Ground Penetraiting Radar
    by Kim Uglum


On Wednesday, July 19, the class at Birdwood used ground penetrating radar (GRP), to explore below the grass and dirt of three different areas of the Birdwood estate. GPR allows us to see how deep, the size and the composition of both items and disturbances in the soil. The machine we used was calibrated to read the type of soil around the house (Cecil loam). They can also be programed to read a range of other materials and compositions like clay or sand. Then, GPR works by slowly walking the lawnmower-like machine over a plot, as it sends radar pulses which return shapes that bounce off what’s below the machine. It can even show if soil has been disturbed. A screen on the machine shows the returns in three different channels, from one-three feet deep,  up to eight feet deep, and up to sixteen feet deep. If anything shows up, it will appear as a parabola, signaling us to continue to focus on a particular area. With the help of Mathew Bartley and two interns from the UVA Facilities, we were able to scan areas around the carriage house, the lawn area roughly behind/adjacent to the smokehouse, and around and between the kitchen and smokehouse. 

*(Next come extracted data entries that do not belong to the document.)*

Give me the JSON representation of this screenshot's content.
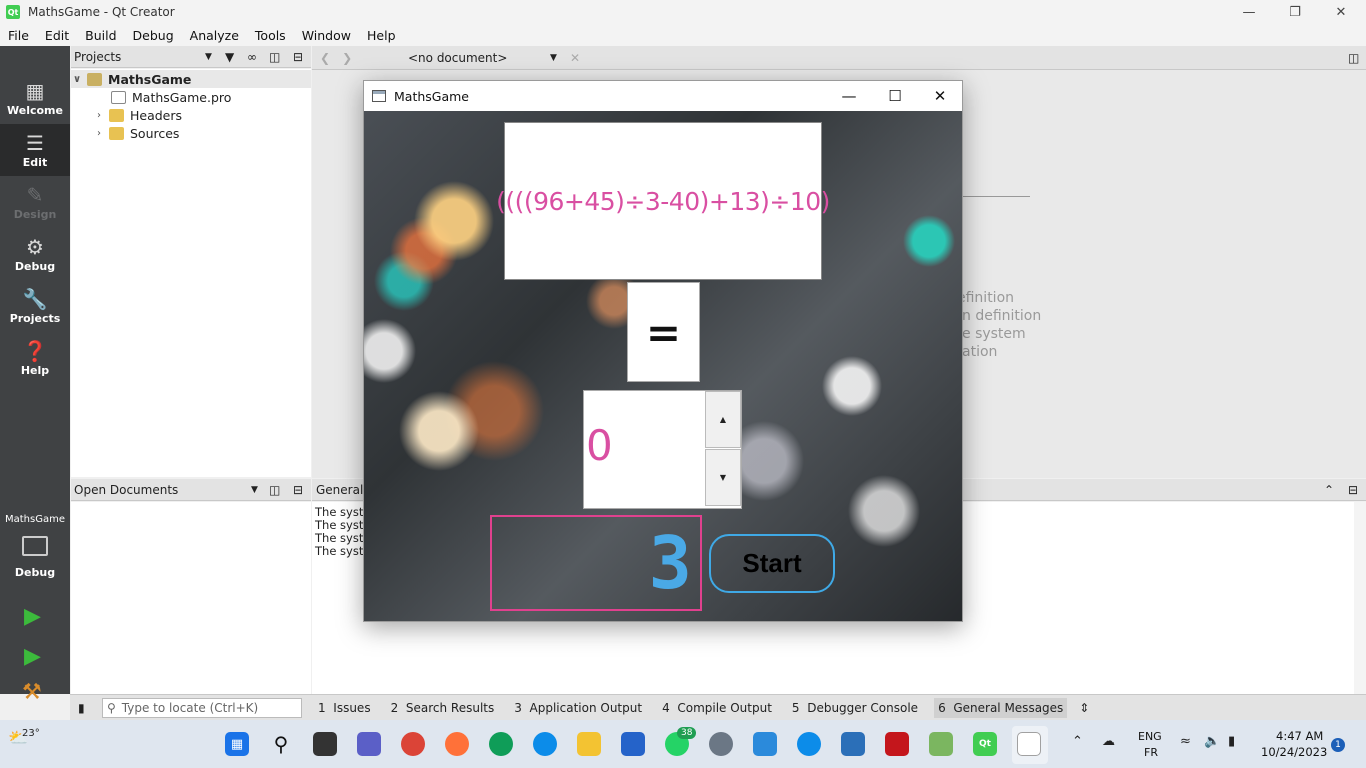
{
  "window": {
    "title": "MathsGame - Qt Creator",
    "icon_label": "Qt"
  },
  "menu": [
    "File",
    "Edit",
    "Build",
    "Debug",
    "Analyze",
    "Tools",
    "Window",
    "Help"
  ],
  "modes": [
    {
      "label": "Welcome",
      "icon": "grid-icon"
    },
    {
      "label": "Edit",
      "icon": "edit-icon"
    },
    {
      "label": "Design",
      "icon": "design-icon"
    },
    {
      "label": "Debug",
      "icon": "debug-icon"
    },
    {
      "label": "Projects",
      "icon": "wrench-icon"
    },
    {
      "label": "Help",
      "icon": "help-icon"
    }
  ],
  "projects_panel": {
    "title": "Projects",
    "tree": [
      {
        "label": "MathsGame",
        "expanded": true
      },
      {
        "label": "MathsGame.pro"
      },
      {
        "label": "Headers"
      },
      {
        "label": "Sources"
      }
    ]
  },
  "editor": {
    "document_selector": "<no document>",
    "ghost_lines": [
      "efinition",
      "n definition",
      "e system",
      "ation"
    ]
  },
  "open_documents": {
    "title": "Open Documents"
  },
  "general_messages": {
    "title": "General M",
    "lines": [
      "The syste",
      "The syste",
      "The syste",
      "The syste"
    ]
  },
  "kit": {
    "project": "MathsGame",
    "mode": "Debug"
  },
  "statusbar": {
    "locator_placeholder": "Type to locate (Ctrl+K)",
    "tabs": [
      {
        "num": "1",
        "label": "Issues"
      },
      {
        "num": "2",
        "label": "Search Results"
      },
      {
        "num": "3",
        "label": "Application Output"
      },
      {
        "num": "4",
        "label": "Compile Output"
      },
      {
        "num": "5",
        "label": "Debugger Console"
      },
      {
        "num": "6",
        "label": "General Messages"
      }
    ]
  },
  "game": {
    "title": "MathsGame",
    "expression": "((((96+45)÷3-40)+13)÷10)",
    "equals": "=",
    "answer_value": "0",
    "lcd_value": "3",
    "start_label": "Start"
  },
  "taskbar": {
    "weather_temp": "23°",
    "whatsapp_badge": "38",
    "lang": "ENG",
    "lang_sub": "FR",
    "time": "4:47 AM",
    "date": "10/24/2023",
    "notif": "1"
  },
  "colors": {
    "expression": "#d94fa2",
    "lcd": "#4aa9e6",
    "lcd_border": "#e0418e",
    "start_border": "#3fa9e6",
    "modebar": "#404244"
  }
}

We began the morning beside the carriage house where Matthew showed us how to start initial scans of a piece of land, making passes at right angles in the selected field. At first he did sweeps about four or five feet apart, simply to see what is under the soil, then adjusted his sweeps according to returns we received on the screen, be it an anomaly, a pipe, or something else. When something interesting was found, the spot was marked and then mapped GPS coordinates, which we can look at later to analyze for their significance to the site. While we were beside the carriage house, we found what we think to be pipes, a trench, and a clear slope in the soil. Before we started the next section, Matthew showed us plans for the field that is to be the parking lot, showing a network of sewage drainage pipes running perpendicular to the line of trees behind the house. We did find that network as we did scans of that area.